The matching contributions we had received over the years felt like “free” money. It more than covered the 10% penalty we were forced to pay.
We needed to make a change anyways. Since my wife had left her job, she could no longer contribute to the 401k. We needed to make some type of move with the money. Instead of a roll-over, we cashed it out.
We look at things differently
“A bird in the fist is worth two in the bush.” That’s how I sum up the time value of money.
Cash in hand today, has a different value than cash at a future date. The difference is calculated based on your rate of return. The higher returns you can generate, the more valuable cash is right now.
For the last 6 years I’ve made returns between 100% and 200% on capital.
My career has been focused on making far above normal returns. For me, the opportunity cost of leaving money in a 401k making 10% per year was larger than for most.
There’s nothing wrong with making 10%. That’s actually a great return if you’re a “hands-off” investor.
Generating high returns enabled me to live off trading income for 6 years.

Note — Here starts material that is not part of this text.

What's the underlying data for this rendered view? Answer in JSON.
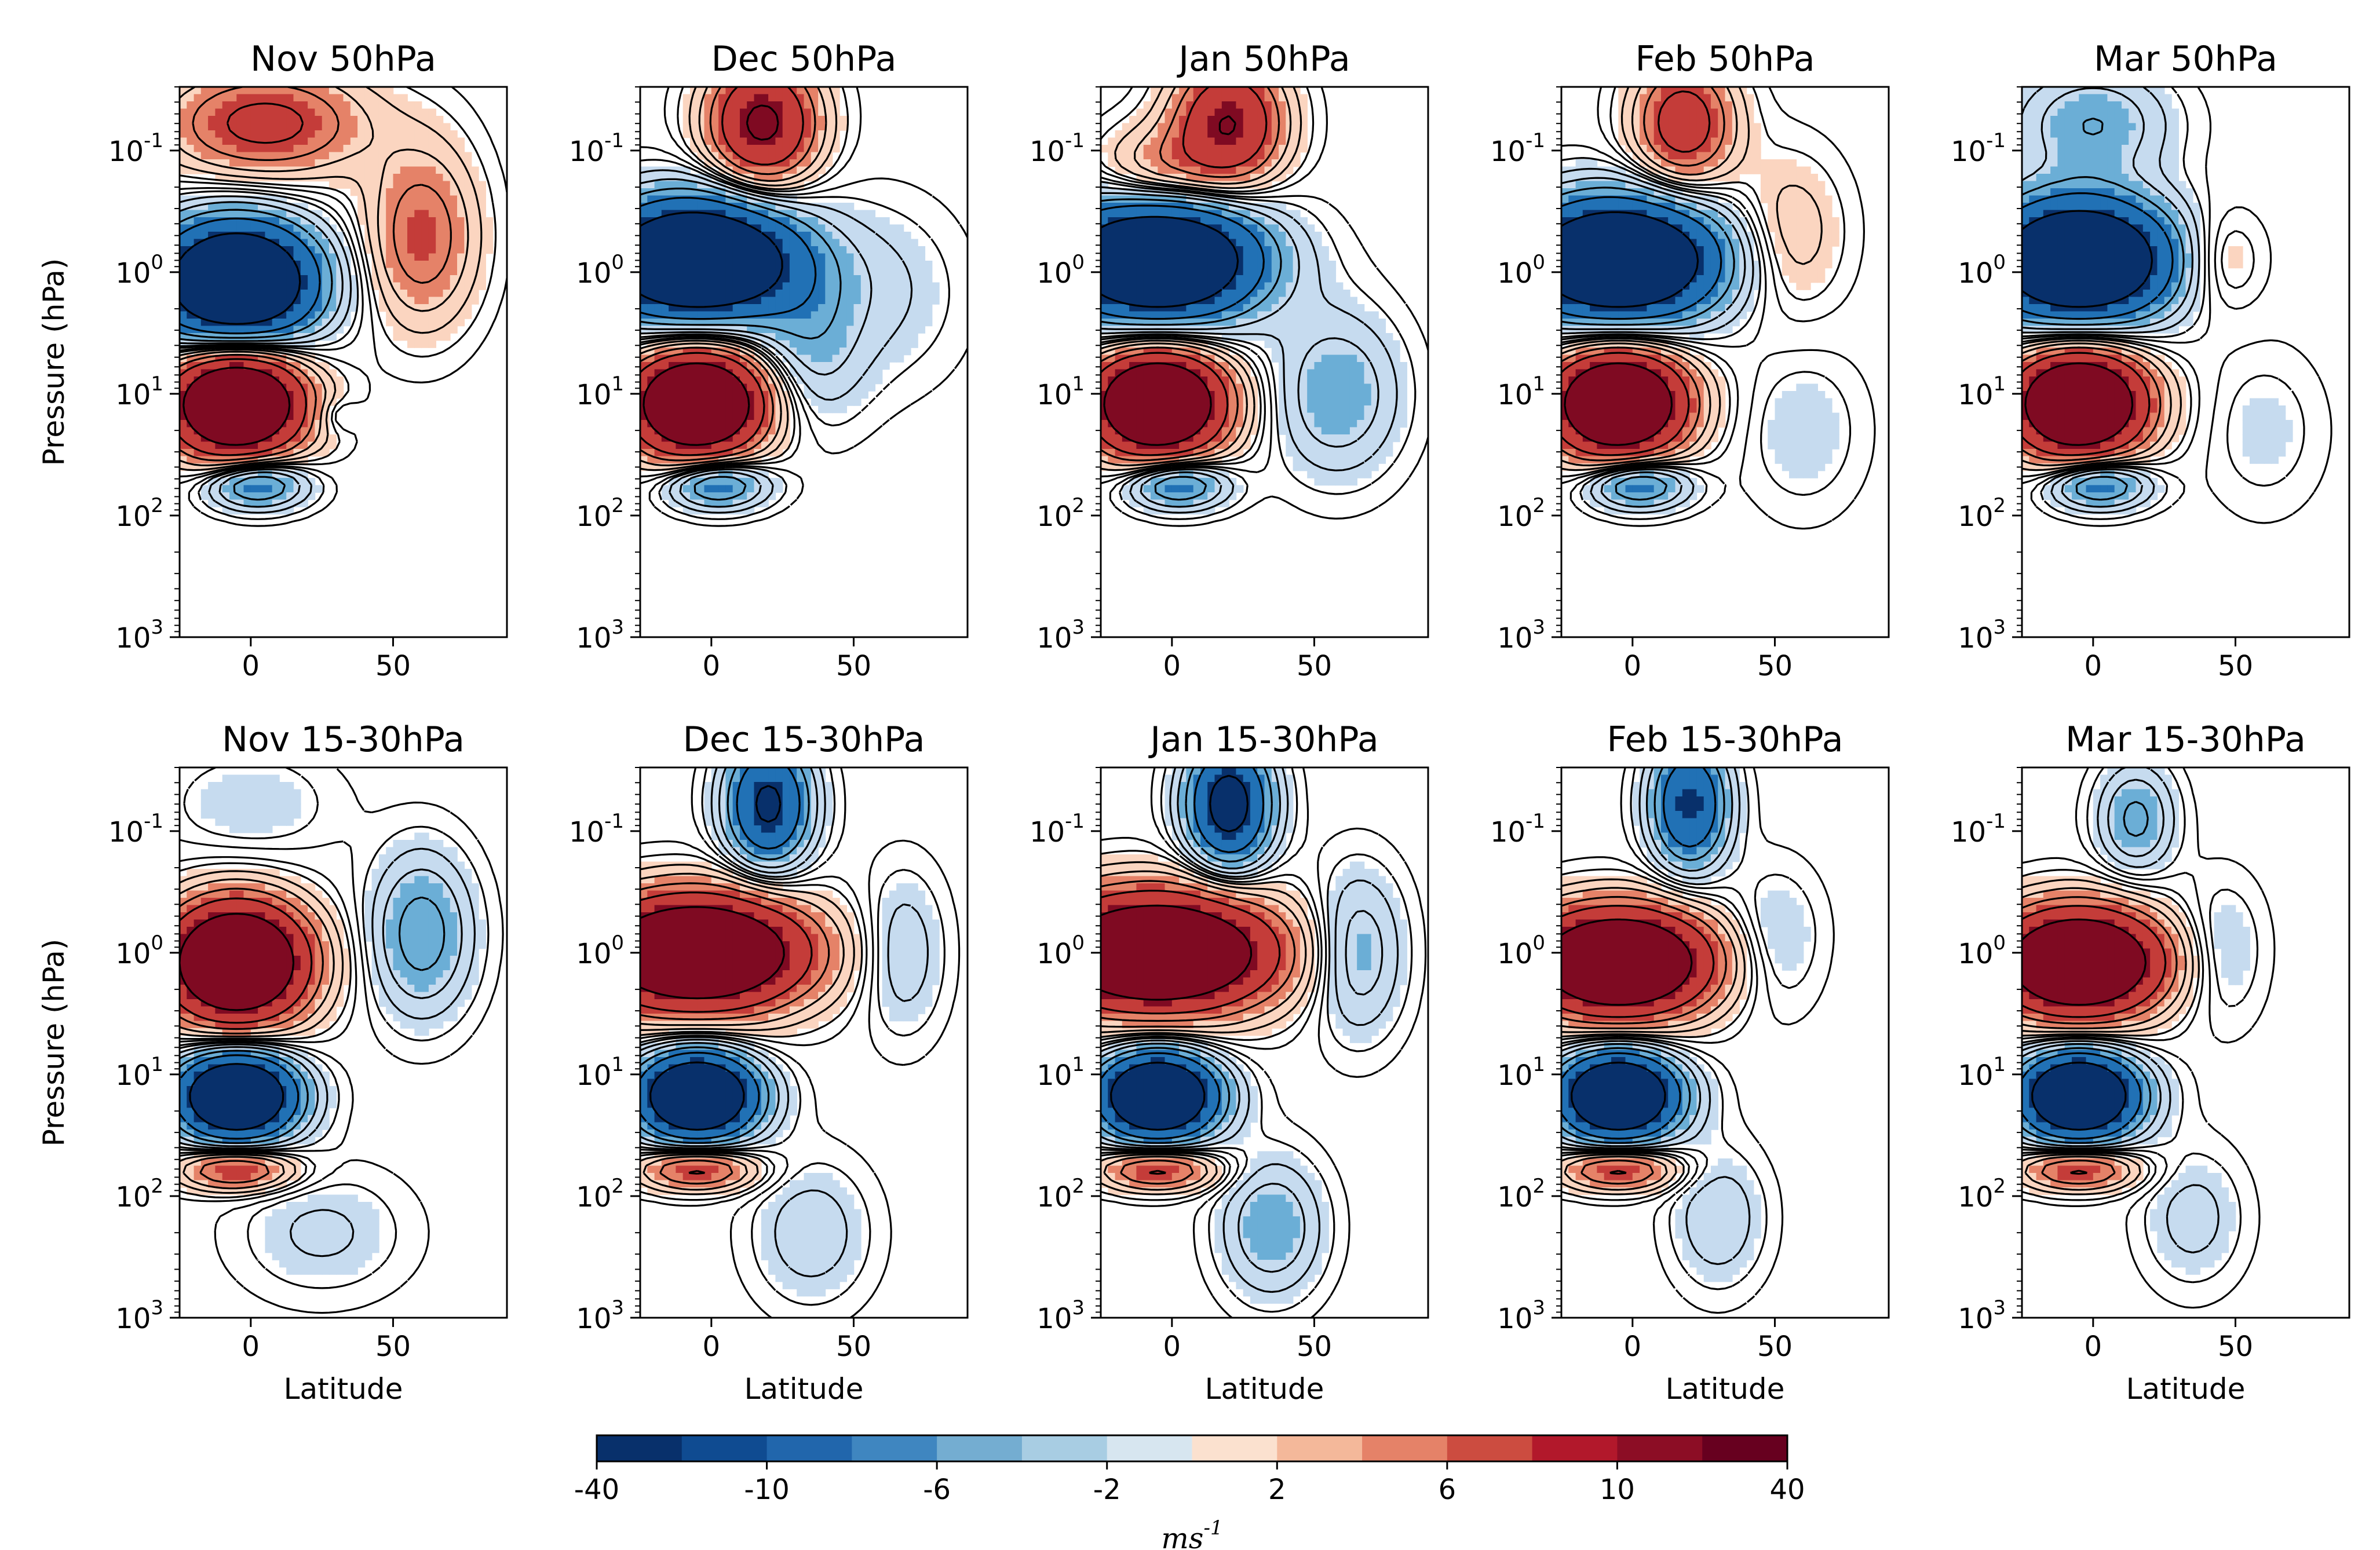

I didn’t get rich, but It was a good lifestyle. I’ve been blessed to spend an abundance of time with my young children. For my families sake, I wanted to it to continue.
We saw real estate investing as a viable opportunity to pursue that.
Here’s the thing that really turns the normal personal finance advice on its head.
I don’t ever plan on retiring.
This is probably the biggest reason we liquidated our 401k. I don’t have any desire to quit working at 65. As long as I stay involved in entrepreneurship and investing, I don’t think I ever will. Most people don’t feel that way about their profession.
None of this is financial advice. Don’t do what we did. I just wanted to offer an alternative perspective on a common financial question.